When we take initiative to start to understand this beautiful vessel we are navigating, we have to deal with all the patterns that had formed when we were unaware and negative dialogue we picked up along the way.
It’s challenging to sit with someone who is constantly berating you or comparing you to others to put you down. So when we find stillness, if we have this negative chatter, we don’t really want to hang out.
This reminds me of my boyfriend and I when we went on a trip to Sedona, and we got sat next to, well, we nick named her Negative Nelly. Everything out of this woman’s mouth was an insult towards herself, her family, how miserable she was. Even when I went up to go to the bathroom, she said negative things to my boyfriend about me. It was crazy. Of course we were counting the minutes to get off the plane and away from her as fast as possible. But, what if we have our own Negative Nelly living inside of us? We can understand why we don’t want to spend quality time with her. Yea?
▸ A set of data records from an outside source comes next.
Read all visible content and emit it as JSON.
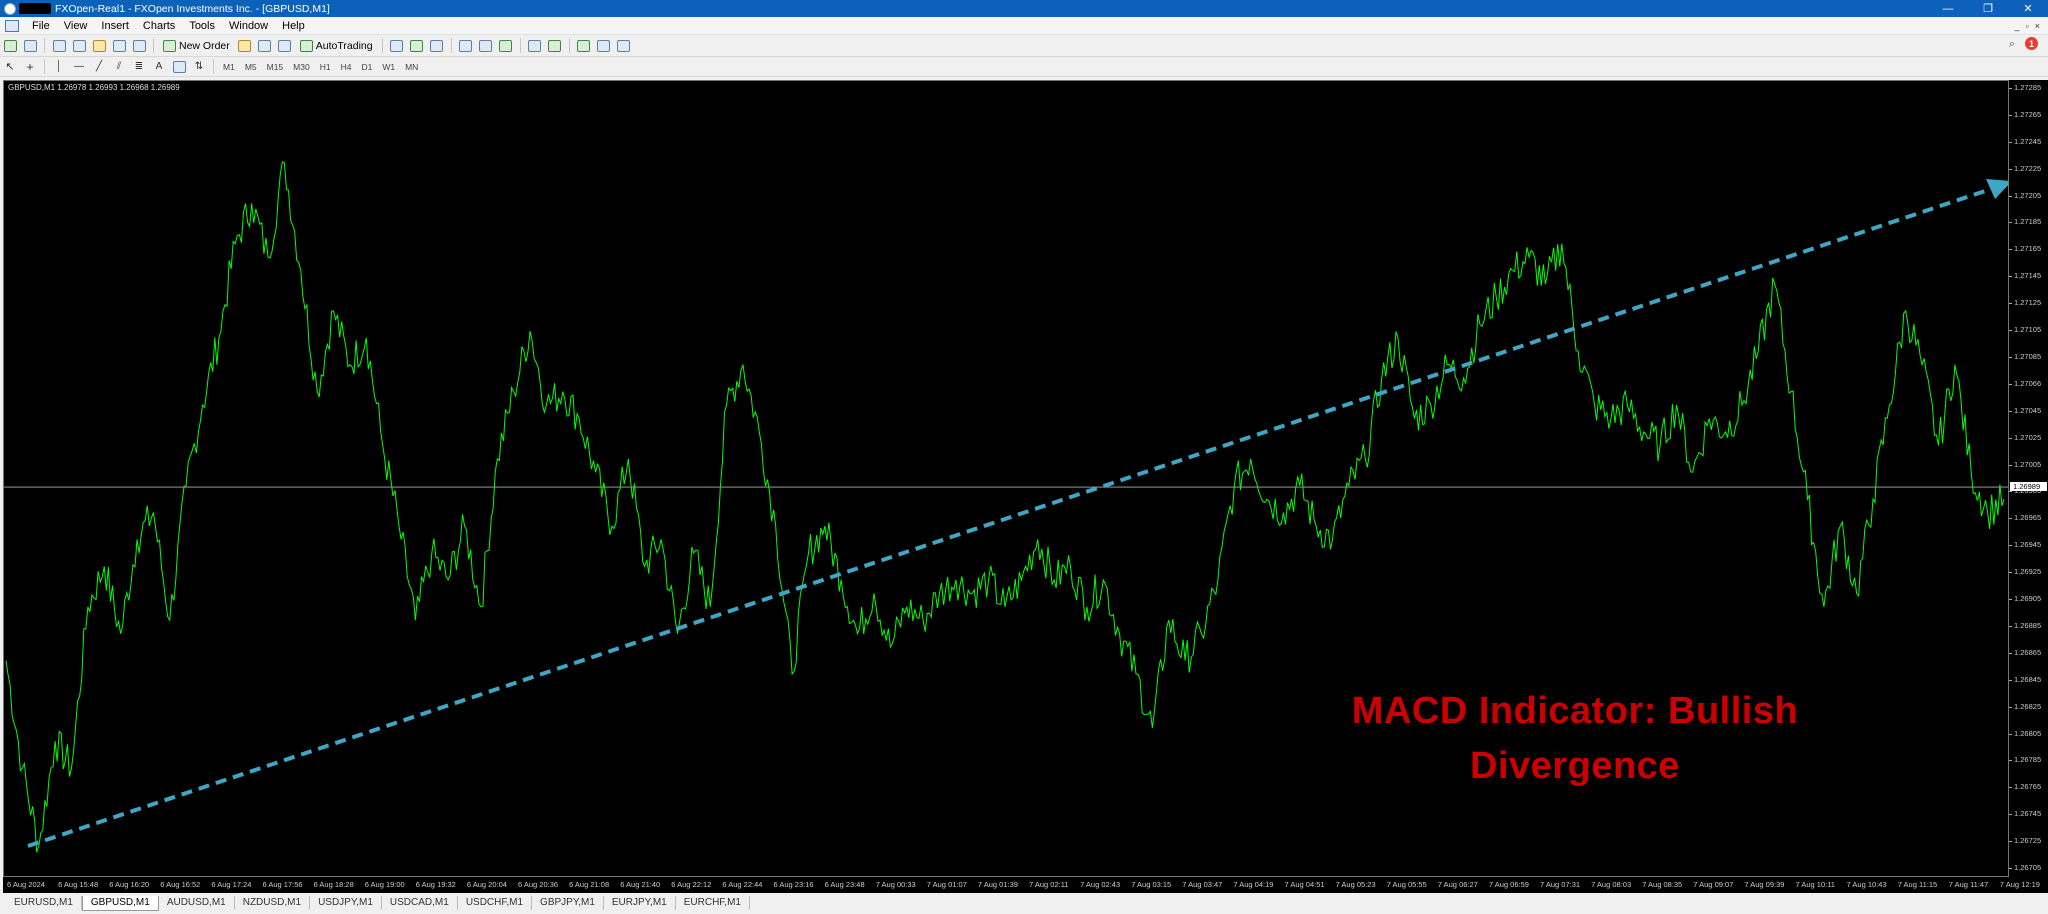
{
  "titlebar": {
    "title": "FXOpen-Real1 - FXOpen Investments Inc. - [GBPUSD,M1]",
    "minimize": "—",
    "maximize": "❐",
    "close": "✕"
  },
  "menu": [
    "File",
    "View",
    "Insert",
    "Charts",
    "Tools",
    "Window",
    "Help"
  ],
  "mdi_controls": [
    "_",
    "▫",
    "×"
  ],
  "toolbar": {
    "new_order": "New Order",
    "autotrading": "AutoTrading",
    "alert_count": "1"
  },
  "toolbar2": {
    "draw_text": "A",
    "timeframes": [
      "M1",
      "M5",
      "M15",
      "M30",
      "H1",
      "H4",
      "D1",
      "W1",
      "MN"
    ]
  },
  "chart": {
    "symbol_info": "GBPUSD,M1  1.26978 1.26993 1.26968 1.26989",
    "current_price": "1.26989",
    "annotation_line1": "MACD Indicator: Bullish",
    "annotation_line2": "Divergence",
    "line_color": "#00ff00",
    "arrow_color": "#3fa6c6",
    "annotation_color": "#cc0000",
    "price_labels": [
      "1.27285",
      "1.27265",
      "1.27245",
      "1.27225",
      "1.27205",
      "1.27185",
      "1.27165",
      "1.27145",
      "1.27125",
      "1.27105",
      "1.27085",
      "1.27066",
      "1.27045",
      "1.27025",
      "1.27005",
      "1.26985",
      "1.26965",
      "1.26945",
      "1.26925",
      "1.26905",
      "1.26885",
      "1.26865",
      "1.26845",
      "1.26825",
      "1.26805",
      "1.26785",
      "1.26765",
      "1.26745",
      "1.26725",
      "1.26705"
    ],
    "time_labels": [
      "6 Aug 2024",
      "6 Aug 15:48",
      "6 Aug 16:20",
      "6 Aug 16:52",
      "6 Aug 17:24",
      "6 Aug 17:56",
      "6 Aug 18:28",
      "6 Aug 19:00",
      "6 Aug 19:32",
      "6 Aug 20:04",
      "6 Aug 20:36",
      "6 Aug 21:08",
      "6 Aug 21:40",
      "6 Aug 22:12",
      "6 Aug 22:44",
      "6 Aug 23:16",
      "6 Aug 23:48",
      "7 Aug 00:33",
      "7 Aug 01:07",
      "7 Aug 01:39",
      "7 Aug 02:11",
      "7 Aug 02:43",
      "7 Aug 03:15",
      "7 Aug 03:47",
      "7 Aug 04:19",
      "7 Aug 04:51",
      "7 Aug 05:23",
      "7 Aug 05:55",
      "7 Aug 06:27",
      "7 Aug 06:59",
      "7 Aug 07:31",
      "7 Aug 08:03",
      "7 Aug 08:35",
      "7 Aug 09:07",
      "7 Aug 09:39",
      "7 Aug 10:11",
      "7 Aug 10:43",
      "7 Aug 11:15",
      "7 Aug 11:47",
      "7 Aug 12:19"
    ],
    "price_series": [
      1.2686,
      1.2678,
      1.26722,
      1.268,
      1.2678,
      1.269,
      1.2693,
      1.2688,
      1.2695,
      1.2697,
      1.2689,
      1.2699,
      1.2705,
      1.271,
      1.2717,
      1.272,
      1.2716,
      1.2723,
      1.2715,
      1.2706,
      1.2712,
      1.2708,
      1.271,
      1.2702,
      1.2696,
      1.2689,
      1.2694,
      1.2692,
      1.2696,
      1.269,
      1.2701,
      1.2706,
      1.27105,
      1.2705,
      1.2706,
      1.2704,
      1.27,
      1.2696,
      1.2701,
      1.2693,
      1.2695,
      1.2688,
      1.2694,
      1.269,
      1.2705,
      1.2708,
      1.2703,
      1.2696,
      1.2685,
      1.2694,
      1.2696,
      1.2692,
      1.2688,
      1.2691,
      1.2687,
      1.269,
      1.2689,
      1.2691,
      1.2692,
      1.2691,
      1.2692,
      1.269,
      1.2692,
      1.2695,
      1.2692,
      1.2693,
      1.269,
      1.2692,
      1.2688,
      1.2685,
      1.2681,
      1.2689,
      1.2686,
      1.2688,
      1.2692,
      1.2699,
      1.2701,
      1.2698,
      1.2697,
      1.2699,
      1.2696,
      1.2695,
      1.2699,
      1.2701,
      1.2707,
      1.271,
      1.2704,
      1.2705,
      1.2708,
      1.2707,
      1.2711,
      1.2713,
      1.2715,
      1.2716,
      1.2714,
      1.2717,
      1.2709,
      1.2705,
      1.2704,
      1.2705,
      1.2703,
      1.2702,
      1.2705,
      1.27,
      1.2704,
      1.2703,
      1.2705,
      1.2709,
      1.2714,
      1.2706,
      1.2698,
      1.269,
      1.2696,
      1.2691,
      1.2698,
      1.2705,
      1.2712,
      1.2708,
      1.2702,
      1.2708,
      1.27,
      1.2697,
      1.2698
    ]
  },
  "tabs": [
    "EURUSD,M1",
    "GBPUSD,M1",
    "AUDUSD,M1",
    "NZDUSD,M1",
    "USDJPY,M1",
    "USDCAD,M1",
    "USDCHF,M1",
    "GBPJPY,M1",
    "EURJPY,M1",
    "EURCHF,M1"
  ],
  "active_tab": "GBPUSD,M1"
}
So once we understand what’s going on in our minds, and we know how we feel when we think that way we can choose to be without those thoughts.
Worksheet on Empowered Serenity Coaching.com
Replacement thoughts:
Positive Affirmations and I will talk more about that in my next podcast.
Go outside or in a space that you’re not normally in.
Count all your blessings. Allow the feeling of gratefulness to enter your body and reside there.
Breathe and connect with your body.
Body scan
Letting go of layers
I am not my mind, I am not my body, I’m not my thoughts.
Try to adopt the mindset of curiosity, and fascination like a child. Try it for a day and notice what happens.